Floor at 0 (no negative scores).
The category score displayed in the table is always out of 100 (do NOT multiply by weight here).

Calculate the Overall Score using category weights:

Weights: Security 1.5x, Architecture 1.2x, TDD 1.5x in sensei mode (1.0x otherwise), all others 1.0x.
overall = sum(score_i * weight_i) / sum(weight_i)
Weights are used ONLY in this overall calculation, not on individual category scores.

Determine the Grade:

Grade	Score Range	Label
S	90 - 100	Immaculate
A	80 - 89	Solid
B	70 - 79	Decent
C	60 - 69	Needs Work
D	40 - 59	Rough
F	0 - 39	Dumpster Fire

Step 6: Generate Output

Compose the final output using the Output Format below. Apply the roast persona from roast-style.md for the selected LEVEL.

Rules:

Every finding gets a roast line AND a concrete fix.
Group findings by category.
Show the most critical findings first within each category.
Keep total output under 300 lines. If more findings exist, show top 5 per category and note how many were omitted.
Lines should be under 80 characters where possible for screenshot-friendliness.
Language: If OUTPUT_LANG is ja, write all roast lines, fix descriptions, summary text, and section labels in Japanese. Category names in the scorecard table and structural elements (box-drawing, header) remain in English. If OUTPUT_LANG is en, write everything in English.

Output Format

Generate output following this structure (adapt rows to active checkers):

━━━━━━━━━━━━━━━━━━━━━━━━━━━━━━━━━━━━━━━━
  🔥 ROAST MY CODE — REPORT CARD 🔥
  Level: {LEVEL} | Target: {TARGET_PATH}
━━━━━━━━━━━━━━━━━━━━━━━━━━━━━━━━━━━━━━━━

📊 OVERALL: {GRADE} ({SCORE}/100)

┌─────────────────────────────────────┐
│ Category          Score    Grade    │
├─────────────────────────────────────┤
│ Security          {xx}/100   {G}   │
│ Architecture      {xx}/100   {G}   │
│ Complexity        {xx}/100   {G}   │
│ TDD               {xx}/100   {G}   │
│ Type Safety       {xx}/100   {G}   │
│ Error Handling    {xx}/100   {G}   │
│ Naming            {xx}/100   {G}   │
│ Dead Code         {xx}/100   {G}   │
│ Performance       {xx}/100   {G}   │
│ Dependencies      {xx}/100   {G}   │
│ API Design        {xx}/100   {G}   │
│ Frontend          {xx}/100   {G}   │
│ Git Hygiene       {xx}/100   {G}   │
└─────────────────────────────────────┘
(Only show rows for active checkers)

━━━ 🔥 FINDINGS ━━━━━━━━━━━━━━━━━━━━━━

## {CATEGORY} ({SCORE}/100)

### 🚨 {CHECK_NAME} [{SEVERITY}]
📍 {file_path}:{line}
> {code evidence or description}

💬 "{ROAST_LINE}"

🔧 Fix: {actionable fix description}

---

(Repeat for each finding, grouped by category)

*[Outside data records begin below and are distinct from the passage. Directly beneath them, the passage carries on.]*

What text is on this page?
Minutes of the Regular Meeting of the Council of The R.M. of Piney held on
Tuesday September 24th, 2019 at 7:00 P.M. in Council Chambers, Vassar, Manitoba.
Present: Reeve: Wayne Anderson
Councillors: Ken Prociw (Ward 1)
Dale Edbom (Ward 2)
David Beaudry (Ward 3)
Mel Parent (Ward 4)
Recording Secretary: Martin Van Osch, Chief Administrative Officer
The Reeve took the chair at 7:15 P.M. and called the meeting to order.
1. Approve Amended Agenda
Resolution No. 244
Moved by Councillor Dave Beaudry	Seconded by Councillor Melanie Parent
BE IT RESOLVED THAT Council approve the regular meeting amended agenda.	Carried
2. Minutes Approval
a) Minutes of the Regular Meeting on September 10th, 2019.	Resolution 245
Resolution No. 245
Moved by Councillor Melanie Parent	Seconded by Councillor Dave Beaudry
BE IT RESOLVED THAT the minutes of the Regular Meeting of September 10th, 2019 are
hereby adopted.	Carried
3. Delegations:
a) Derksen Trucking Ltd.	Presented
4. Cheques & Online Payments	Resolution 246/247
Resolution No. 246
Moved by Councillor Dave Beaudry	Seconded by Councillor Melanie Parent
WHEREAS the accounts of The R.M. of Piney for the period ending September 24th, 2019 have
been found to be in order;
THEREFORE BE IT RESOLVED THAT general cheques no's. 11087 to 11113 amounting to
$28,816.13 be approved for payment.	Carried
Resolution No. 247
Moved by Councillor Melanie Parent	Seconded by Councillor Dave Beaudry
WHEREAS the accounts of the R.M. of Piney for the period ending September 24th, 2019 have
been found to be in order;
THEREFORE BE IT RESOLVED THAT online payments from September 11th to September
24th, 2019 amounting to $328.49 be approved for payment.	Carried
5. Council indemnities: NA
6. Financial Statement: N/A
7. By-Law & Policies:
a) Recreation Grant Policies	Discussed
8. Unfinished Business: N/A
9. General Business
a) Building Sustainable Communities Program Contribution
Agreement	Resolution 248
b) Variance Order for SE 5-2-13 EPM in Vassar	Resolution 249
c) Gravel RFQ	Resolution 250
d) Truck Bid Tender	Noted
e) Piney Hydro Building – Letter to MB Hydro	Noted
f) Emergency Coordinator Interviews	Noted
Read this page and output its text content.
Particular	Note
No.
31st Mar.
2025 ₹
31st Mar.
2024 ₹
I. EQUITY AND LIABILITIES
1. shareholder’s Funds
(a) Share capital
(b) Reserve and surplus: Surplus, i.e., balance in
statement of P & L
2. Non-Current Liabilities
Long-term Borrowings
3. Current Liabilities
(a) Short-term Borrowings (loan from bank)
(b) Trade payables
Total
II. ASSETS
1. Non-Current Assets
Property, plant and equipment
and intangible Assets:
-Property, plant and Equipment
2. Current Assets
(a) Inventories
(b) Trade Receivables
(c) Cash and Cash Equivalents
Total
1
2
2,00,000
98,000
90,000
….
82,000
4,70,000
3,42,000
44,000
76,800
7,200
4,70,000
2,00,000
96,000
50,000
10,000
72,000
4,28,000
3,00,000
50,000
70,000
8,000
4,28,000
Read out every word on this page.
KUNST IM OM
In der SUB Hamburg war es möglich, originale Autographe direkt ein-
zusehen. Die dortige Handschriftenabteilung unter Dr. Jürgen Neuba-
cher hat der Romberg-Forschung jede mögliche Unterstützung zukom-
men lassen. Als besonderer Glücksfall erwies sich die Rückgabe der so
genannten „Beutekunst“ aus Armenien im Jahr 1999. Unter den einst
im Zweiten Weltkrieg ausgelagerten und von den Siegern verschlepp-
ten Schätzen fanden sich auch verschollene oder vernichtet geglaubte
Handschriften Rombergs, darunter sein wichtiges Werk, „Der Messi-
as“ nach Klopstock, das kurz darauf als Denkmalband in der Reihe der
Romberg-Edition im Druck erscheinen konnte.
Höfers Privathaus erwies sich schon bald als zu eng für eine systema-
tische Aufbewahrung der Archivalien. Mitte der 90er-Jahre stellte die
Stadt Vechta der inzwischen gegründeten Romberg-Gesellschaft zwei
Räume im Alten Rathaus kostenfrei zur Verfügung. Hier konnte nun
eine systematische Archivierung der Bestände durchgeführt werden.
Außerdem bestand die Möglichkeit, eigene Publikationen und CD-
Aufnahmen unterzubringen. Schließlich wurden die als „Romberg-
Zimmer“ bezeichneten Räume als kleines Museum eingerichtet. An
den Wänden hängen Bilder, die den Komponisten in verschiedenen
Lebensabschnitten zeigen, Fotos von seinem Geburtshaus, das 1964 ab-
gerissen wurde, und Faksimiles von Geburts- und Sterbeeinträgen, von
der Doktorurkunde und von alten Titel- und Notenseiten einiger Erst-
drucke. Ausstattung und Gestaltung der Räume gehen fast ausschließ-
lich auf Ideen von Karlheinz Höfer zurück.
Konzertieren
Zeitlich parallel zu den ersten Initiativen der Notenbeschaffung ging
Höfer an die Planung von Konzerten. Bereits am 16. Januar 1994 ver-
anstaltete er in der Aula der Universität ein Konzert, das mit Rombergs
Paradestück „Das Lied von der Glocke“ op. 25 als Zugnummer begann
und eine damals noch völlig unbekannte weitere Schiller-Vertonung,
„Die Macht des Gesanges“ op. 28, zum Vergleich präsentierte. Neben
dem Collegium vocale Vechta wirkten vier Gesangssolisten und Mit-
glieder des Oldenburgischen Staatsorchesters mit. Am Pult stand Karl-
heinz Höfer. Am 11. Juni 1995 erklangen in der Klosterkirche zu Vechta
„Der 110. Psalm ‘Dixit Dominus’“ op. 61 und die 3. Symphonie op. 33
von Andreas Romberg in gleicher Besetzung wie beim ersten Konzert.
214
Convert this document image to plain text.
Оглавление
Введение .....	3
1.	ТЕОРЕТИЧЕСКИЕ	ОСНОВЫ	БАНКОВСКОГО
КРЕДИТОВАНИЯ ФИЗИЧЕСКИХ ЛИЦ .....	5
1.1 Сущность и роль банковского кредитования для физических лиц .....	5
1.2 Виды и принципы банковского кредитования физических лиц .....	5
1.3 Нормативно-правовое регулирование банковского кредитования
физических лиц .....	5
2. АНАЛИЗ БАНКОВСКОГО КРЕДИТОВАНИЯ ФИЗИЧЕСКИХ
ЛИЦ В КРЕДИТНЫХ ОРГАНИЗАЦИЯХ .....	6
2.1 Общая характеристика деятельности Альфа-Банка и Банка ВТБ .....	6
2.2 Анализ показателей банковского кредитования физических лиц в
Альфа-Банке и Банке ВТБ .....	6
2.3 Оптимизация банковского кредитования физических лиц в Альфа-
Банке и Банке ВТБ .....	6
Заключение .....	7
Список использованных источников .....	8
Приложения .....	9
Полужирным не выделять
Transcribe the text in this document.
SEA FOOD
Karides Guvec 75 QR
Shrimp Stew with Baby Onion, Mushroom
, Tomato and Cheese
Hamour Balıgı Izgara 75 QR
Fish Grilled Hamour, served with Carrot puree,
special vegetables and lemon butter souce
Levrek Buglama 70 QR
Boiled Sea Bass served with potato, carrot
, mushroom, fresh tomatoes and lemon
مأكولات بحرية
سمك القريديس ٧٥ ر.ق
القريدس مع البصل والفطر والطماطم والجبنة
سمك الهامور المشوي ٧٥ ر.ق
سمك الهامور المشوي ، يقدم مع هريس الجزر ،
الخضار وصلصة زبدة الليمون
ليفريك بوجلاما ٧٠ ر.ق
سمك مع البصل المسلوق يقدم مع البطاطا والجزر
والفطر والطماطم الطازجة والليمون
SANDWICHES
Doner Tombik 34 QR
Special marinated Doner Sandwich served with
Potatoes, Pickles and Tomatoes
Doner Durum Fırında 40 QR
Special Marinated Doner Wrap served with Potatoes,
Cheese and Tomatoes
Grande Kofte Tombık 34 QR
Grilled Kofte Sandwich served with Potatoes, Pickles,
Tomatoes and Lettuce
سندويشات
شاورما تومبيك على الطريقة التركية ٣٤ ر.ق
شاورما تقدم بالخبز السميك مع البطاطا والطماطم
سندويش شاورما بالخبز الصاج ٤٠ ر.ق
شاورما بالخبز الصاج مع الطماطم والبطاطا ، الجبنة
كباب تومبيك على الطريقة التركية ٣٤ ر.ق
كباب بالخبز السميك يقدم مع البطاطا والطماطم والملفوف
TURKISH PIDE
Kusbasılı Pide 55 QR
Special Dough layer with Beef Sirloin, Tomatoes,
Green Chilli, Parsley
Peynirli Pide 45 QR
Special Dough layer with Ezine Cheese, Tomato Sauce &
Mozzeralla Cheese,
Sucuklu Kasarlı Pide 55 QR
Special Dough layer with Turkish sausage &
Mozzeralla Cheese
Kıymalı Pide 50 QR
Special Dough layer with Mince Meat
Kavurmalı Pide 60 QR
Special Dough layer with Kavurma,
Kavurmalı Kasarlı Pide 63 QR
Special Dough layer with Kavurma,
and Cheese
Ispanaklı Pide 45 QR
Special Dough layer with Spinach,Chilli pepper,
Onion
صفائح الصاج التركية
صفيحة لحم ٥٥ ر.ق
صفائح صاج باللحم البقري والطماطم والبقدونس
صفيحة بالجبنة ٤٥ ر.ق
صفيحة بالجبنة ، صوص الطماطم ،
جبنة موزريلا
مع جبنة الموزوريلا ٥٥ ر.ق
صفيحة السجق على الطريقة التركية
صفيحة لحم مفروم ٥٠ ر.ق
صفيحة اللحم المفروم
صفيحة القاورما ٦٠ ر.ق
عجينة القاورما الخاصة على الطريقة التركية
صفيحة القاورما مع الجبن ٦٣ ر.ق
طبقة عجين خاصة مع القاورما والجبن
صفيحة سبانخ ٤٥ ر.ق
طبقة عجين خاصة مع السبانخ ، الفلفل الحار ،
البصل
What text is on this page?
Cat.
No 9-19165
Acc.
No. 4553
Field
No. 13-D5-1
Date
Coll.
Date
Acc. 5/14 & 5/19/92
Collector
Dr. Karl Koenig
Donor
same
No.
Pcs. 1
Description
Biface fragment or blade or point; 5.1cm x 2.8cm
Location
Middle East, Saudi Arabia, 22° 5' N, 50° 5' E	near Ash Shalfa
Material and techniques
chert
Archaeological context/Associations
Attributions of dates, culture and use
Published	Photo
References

━━━ 📋 SUMMARY ━━━━━━━━━━━━━━━━━━━━━━━

🏆 Top 3 Strengths:
  1. {strength}
  2. {strength}
  3. {strength}

💀 Top 3 Priorities to Fix:
  1. {priority with file reference}
  2. {priority with file reference}
  3. {priority with file reference}

📈 Quick Wins (< 5 min each):
  - {quick fix 1}
  - {quick fix 2}
  - {quick fix 3}

━━━━━━━━━━━━━━━━━━━━━━━━━━━━━━━━━━━━━━━━
  Roasted with ❤️ by roast-my-code
  ⭐ github.com/sakimyto/roast-my-code
━━━━━━━━━━━━━━━━━━━━━━━━━━━━━━━━━━━━━━━━

Output Rules

Scorecard table always appears first.
Findings are grouped by category, ordered by score (worst category first).
Within each category, findings are ordered: critical > error > warning > info.
Summary always appears last.
If a category scored 100 (no findings), show it in the table but skip the findings section for it. Add it to Strengths.
The roast line MUST match the selected LEVEL's tone from roast-style.md.
Every roast MUST be paired with a Fix.
Use box-drawing characters for the table exactly as shown.
If the overall grade is S, add a congratulatory roast: "I came here to roast, but your code left me speechless. Well played."

Scoring Quick Reference

Severity	Deduction	Examples
critical	-20	Hardcoded secrets, SQL injection, no tests
error	-10	Empty catch, God files, `any` abuse
warning	-4	console.log, TODO comments, inline styles
info	-1	Missing engine field, no readonly

Weight	Category	Multiplier	Note
High	Security	1.5x	Always
Medium	Architecture	1.2x	Always
Elevated	TDD	1.5x	sensei mode only (1.0x otherwise)
Normal	All others	1.0x

Note: Weights apply ONLY to the overall weighted average, not to individual category scores (which are always displayed out of 100). Per-check cap: max 3 findings per check type count toward the score.

Grade	Range	Vibe
S	90-100	Ship it yesterday
A	80-89	Production-ready
B	70-79	Code review approved
C	60-69	Needs another pass
D	40-59	Intern's first week?
F	0-39	Call the fire department